Email Encryption Issues

Pretty Good Privacy

A Simple Solution for Encrypting Patient Information in
E-mail and the Internet

by
Randale Sechrest

One of the biggest barriers to using the Internet for transporting sensitive healthcare information has been the perceived lack of security. The reality is that there are very robust encryption tools available that anyone can use to protect both email and file attachments such as digital images and documents. The most widely available encryption software may well be Pretty Good Privacy (PGP), a program written by Phil Zimmerman. This program caused quite a stir when it was released free onto the Internet several years ago and landed Mr. Zimmerman in trouble with the US authorities for violating export laws for strong encryption technology. This, in turn, prompted a reaction from the civil libertarians who came to the rescue and Mr. Zimmerman eventually was cleared of all charges. Although PGP is currently marketed as a commercial product through Network Associates, Inc., there remains a freeware version that works just fine.

PGP is based on an encryption technology known as public key cryptography. This approach uses two keys (called a key pair) to maintain secure communications. One of the keys is designated as a private key to which only you have access and the other is a public key which you freely exchange with other people who wish to communicate securely with you.

Many later email programs include plug-ins to use PGP. These include Mirosoft Outlook, Outlook Express and Eudora. I use Microsoft Outlook as my email program and using PGP is about as simple as it gets. Using Microsoft Outlook you can encrypt and sign as well as decrypt and verify your messages while you are composing and reading your mail with a simple click of a button. After installing PGP you will have to create a private and public key pair. After you have created a key pair, you can begin corresponding securely with other PGP users. To encrypt messages you wish to send to them you will need a copy of their public key and they will need yours to send encrypted messages back. Your public key is just a block of text, so it's quite easy to trade keys with someone. You can include your public key in an email message, copy it to a file, or post it on a public or corporate key server where anyone can get a copy when they need it. If you need someone's key (provided they use PGP), chances are you can find it on one of the national servers available. Mine is registered on ldap://certserver.pgp.com.

Once you have a copy of someone's public key, you can add it to your public keyring. A keyring is nothing more than a small software program that organizes all the keys for people you communicate with - sort of like an address book. Storing and organizing keys also works seamlessly in Microsoft Outlook. If the persons key resides on your keyring, Outlook just uses it and goes about its business of encrypting and signing the email.
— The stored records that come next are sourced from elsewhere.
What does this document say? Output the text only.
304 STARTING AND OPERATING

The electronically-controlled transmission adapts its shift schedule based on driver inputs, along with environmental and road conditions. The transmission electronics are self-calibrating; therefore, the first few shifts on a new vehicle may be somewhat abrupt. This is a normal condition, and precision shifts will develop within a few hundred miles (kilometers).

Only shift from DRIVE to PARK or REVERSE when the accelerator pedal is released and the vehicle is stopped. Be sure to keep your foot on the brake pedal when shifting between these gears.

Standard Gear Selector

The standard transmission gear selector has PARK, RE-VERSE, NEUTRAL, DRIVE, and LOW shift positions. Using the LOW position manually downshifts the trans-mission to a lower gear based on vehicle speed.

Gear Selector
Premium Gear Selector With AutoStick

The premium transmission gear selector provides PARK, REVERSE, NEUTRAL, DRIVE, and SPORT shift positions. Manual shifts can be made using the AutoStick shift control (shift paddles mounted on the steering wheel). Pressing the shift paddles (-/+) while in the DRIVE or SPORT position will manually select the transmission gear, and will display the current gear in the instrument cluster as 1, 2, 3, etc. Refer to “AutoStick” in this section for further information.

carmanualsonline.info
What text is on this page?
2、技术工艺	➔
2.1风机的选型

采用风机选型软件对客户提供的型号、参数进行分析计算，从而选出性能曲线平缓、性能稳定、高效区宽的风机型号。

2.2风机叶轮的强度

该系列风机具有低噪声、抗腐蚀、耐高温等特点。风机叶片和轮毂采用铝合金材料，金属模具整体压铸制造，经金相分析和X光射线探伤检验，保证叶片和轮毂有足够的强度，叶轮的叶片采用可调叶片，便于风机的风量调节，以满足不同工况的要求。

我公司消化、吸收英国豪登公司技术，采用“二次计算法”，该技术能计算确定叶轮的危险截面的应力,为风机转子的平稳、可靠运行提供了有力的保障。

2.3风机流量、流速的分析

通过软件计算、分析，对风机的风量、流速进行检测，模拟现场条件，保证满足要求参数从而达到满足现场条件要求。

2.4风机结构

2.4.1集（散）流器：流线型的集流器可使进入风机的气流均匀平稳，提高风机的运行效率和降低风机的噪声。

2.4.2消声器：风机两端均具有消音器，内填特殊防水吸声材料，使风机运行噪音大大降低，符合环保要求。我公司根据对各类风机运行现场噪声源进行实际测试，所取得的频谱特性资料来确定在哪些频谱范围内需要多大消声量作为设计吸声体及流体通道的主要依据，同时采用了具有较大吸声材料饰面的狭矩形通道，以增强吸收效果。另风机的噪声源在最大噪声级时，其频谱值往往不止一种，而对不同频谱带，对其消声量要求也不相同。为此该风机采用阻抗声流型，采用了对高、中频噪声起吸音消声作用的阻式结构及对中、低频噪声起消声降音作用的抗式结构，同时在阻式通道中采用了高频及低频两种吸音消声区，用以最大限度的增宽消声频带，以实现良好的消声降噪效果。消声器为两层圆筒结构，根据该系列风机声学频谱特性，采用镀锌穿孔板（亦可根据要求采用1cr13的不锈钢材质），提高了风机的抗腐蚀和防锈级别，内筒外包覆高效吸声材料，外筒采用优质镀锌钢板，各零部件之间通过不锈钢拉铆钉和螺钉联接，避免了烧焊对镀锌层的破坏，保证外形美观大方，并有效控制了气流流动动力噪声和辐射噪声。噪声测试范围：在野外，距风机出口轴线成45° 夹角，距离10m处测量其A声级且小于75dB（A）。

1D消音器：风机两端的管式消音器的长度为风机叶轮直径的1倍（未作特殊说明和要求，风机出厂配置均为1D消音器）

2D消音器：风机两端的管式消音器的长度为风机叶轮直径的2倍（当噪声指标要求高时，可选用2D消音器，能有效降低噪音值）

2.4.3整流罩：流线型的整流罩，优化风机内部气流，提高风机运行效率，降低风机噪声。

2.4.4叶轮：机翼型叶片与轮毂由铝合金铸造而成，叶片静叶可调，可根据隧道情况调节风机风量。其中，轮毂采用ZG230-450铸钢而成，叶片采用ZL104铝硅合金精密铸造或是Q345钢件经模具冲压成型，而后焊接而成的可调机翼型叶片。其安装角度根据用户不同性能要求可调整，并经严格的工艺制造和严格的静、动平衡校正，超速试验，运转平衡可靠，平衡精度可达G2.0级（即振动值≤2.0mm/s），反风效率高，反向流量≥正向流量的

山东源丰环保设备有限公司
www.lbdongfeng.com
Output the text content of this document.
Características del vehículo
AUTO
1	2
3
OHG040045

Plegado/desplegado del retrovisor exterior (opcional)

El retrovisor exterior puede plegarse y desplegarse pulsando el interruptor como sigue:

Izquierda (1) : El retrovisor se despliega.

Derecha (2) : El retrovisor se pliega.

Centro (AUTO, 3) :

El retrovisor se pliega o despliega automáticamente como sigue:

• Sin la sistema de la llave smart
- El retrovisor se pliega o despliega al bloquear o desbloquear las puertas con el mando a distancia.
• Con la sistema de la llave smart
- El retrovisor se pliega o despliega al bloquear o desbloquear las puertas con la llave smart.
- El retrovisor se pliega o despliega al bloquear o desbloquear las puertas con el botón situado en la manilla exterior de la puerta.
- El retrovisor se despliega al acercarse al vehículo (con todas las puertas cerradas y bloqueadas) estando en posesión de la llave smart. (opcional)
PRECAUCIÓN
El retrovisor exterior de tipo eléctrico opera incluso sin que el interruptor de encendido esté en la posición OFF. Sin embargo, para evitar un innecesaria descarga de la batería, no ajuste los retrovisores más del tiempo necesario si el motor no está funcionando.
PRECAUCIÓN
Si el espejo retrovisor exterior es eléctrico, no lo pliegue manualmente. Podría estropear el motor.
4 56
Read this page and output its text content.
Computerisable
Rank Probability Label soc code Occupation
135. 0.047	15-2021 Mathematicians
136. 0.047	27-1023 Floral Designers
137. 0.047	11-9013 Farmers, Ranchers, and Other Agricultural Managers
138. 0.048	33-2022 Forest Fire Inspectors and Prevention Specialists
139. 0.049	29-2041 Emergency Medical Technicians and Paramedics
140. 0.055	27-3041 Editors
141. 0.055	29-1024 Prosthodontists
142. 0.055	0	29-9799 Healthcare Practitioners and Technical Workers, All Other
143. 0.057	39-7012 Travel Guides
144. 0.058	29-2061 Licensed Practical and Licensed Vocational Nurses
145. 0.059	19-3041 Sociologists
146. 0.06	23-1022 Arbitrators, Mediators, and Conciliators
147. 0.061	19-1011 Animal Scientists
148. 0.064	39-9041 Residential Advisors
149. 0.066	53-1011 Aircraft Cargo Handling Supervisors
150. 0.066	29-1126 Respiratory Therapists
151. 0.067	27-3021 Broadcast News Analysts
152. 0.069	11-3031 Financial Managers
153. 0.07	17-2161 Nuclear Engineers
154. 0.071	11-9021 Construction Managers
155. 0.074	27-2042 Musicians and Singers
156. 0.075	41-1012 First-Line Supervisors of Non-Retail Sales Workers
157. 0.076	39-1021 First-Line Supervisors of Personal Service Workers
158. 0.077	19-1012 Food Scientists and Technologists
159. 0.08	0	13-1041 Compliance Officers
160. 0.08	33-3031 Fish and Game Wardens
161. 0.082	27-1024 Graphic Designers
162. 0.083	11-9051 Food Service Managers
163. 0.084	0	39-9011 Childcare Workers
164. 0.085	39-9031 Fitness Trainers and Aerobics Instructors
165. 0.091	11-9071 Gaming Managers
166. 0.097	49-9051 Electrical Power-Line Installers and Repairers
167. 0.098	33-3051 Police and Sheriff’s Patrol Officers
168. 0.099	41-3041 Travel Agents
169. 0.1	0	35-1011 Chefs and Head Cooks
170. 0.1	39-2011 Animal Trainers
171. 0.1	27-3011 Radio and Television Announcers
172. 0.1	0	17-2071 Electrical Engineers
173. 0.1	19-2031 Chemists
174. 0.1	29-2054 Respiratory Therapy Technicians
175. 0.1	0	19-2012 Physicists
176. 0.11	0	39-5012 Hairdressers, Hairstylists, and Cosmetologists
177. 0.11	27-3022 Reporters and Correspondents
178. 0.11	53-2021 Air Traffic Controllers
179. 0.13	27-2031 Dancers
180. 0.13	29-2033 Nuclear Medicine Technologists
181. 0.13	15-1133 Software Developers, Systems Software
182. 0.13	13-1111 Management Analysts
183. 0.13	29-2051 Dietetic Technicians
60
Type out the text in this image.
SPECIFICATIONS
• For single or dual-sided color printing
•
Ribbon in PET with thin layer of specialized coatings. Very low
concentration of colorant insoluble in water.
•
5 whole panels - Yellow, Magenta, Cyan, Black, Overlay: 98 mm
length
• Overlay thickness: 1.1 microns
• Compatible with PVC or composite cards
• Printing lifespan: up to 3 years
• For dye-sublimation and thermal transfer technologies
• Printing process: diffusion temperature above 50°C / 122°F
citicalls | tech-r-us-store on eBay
If not, it prompts you to supply the key. If you really want to get compulsive there are multiple levels of authentication that will allow you to verify other folks keys, have them sign your key, etc. I think for most of us this is probably unnecessary.

I'm beginning to use encryption to protect patient information that my secretary and I exchange by email. It is a convenient way to ensure that patient information is not compromised and really is almost seamless once your email program is setup to use the PGP plug-in. For those who wish to begin transferring patient records or image attachments electronically to referring physicians or remote offices I would encourage you to take a look at PGP. It's free available and easy to use. To get a copy visit the International PGP Homepage.